Lo strabismo dei cittadini ha fatto sì che sia prevalsa, nel lungo periodo, la vulgata neoliberista – in realtà priva di fondamento scientifico – che lo strumento migliore per affrontare la crisi dei debiti sovrani e consentire una maggiore austerità fiscale consista proprio nell’affidare la produzione di quei beni al privato. Seguendo la vulgata neoliberista, il privato è sempre più efficiente e meno costoso del pubblico. Per ridurre il costo dei beni pubblici cosa ci sarebbe di meglio, allora, che affidarli ai privati?

In realtà, come ha mostrato un bell’editoriale di Milena Gabanelli nel suo data stream, il privato convenzionato è pagato quasi il doppio per uno stesso servizio (tac, risonanza magnetica e quant’altro) rispetto a quanto costa se a produrre lo stesso bene è il pubblico. La Gabanelli ha calcolato che, in realtà, si potrebbero risparmiare 2 miliardi di euro l’anno, se si tornasse a far produrre quei beni e servizi all’operatore pubblico.

In queste settimane, si parla tanto di ospedali, scuole e tribunali, proprio a causa del coronavirus. Si rimpiange il fatto che si sia ridotta la spesa a favore del pubblico, dirottandola verso il privato. È il caso di dire: meno male! Almeno c’è un lato positivo di questo incubo che sembra non finire mai.

Ci si sta rendendo conto tutti, finalmente, di quale ricchezza rappresenti per le nostre economie miste la produzione di beni pubblici da parte di un settore pubblico. I beni pubblici non solo costano di meno se prodotti dal pubblico, ma gli operatori pubblici rappresentano un asset strategico per le nostre democrazie.
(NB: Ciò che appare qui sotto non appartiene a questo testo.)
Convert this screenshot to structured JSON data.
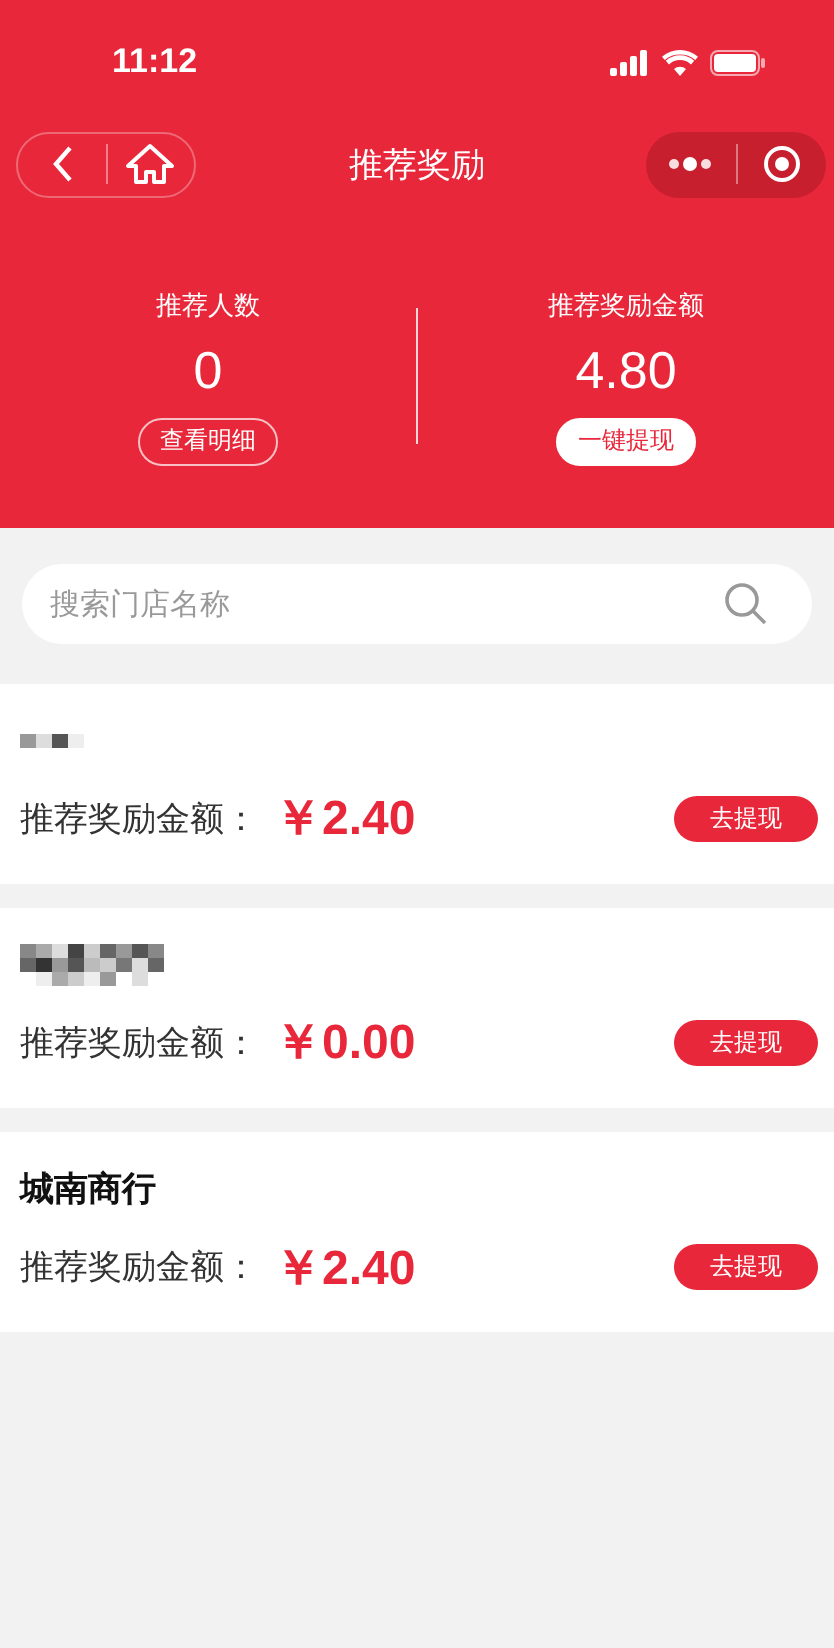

Ad esempio, aiutano a produrre beni così importanti come la sicurezza sanitaria, bene supremo della nazione, per far fronte a casi così complessi come una pandemia. Lo stesso è accaduto con il terrorismo, e accade continuamente con i terremoti. È in questi casi che si riscopre l’importanza del pubblico.

Speriamo che questo aiuti le persone a dare la giusta importanza a scuole, università e tribunali, tra gli altri operatori pubblici. I beni pubblici tornino a valere più di quelli privati. Un anno di scuola vale più di una borsetta Prada, non me ne vogliano gli influencer!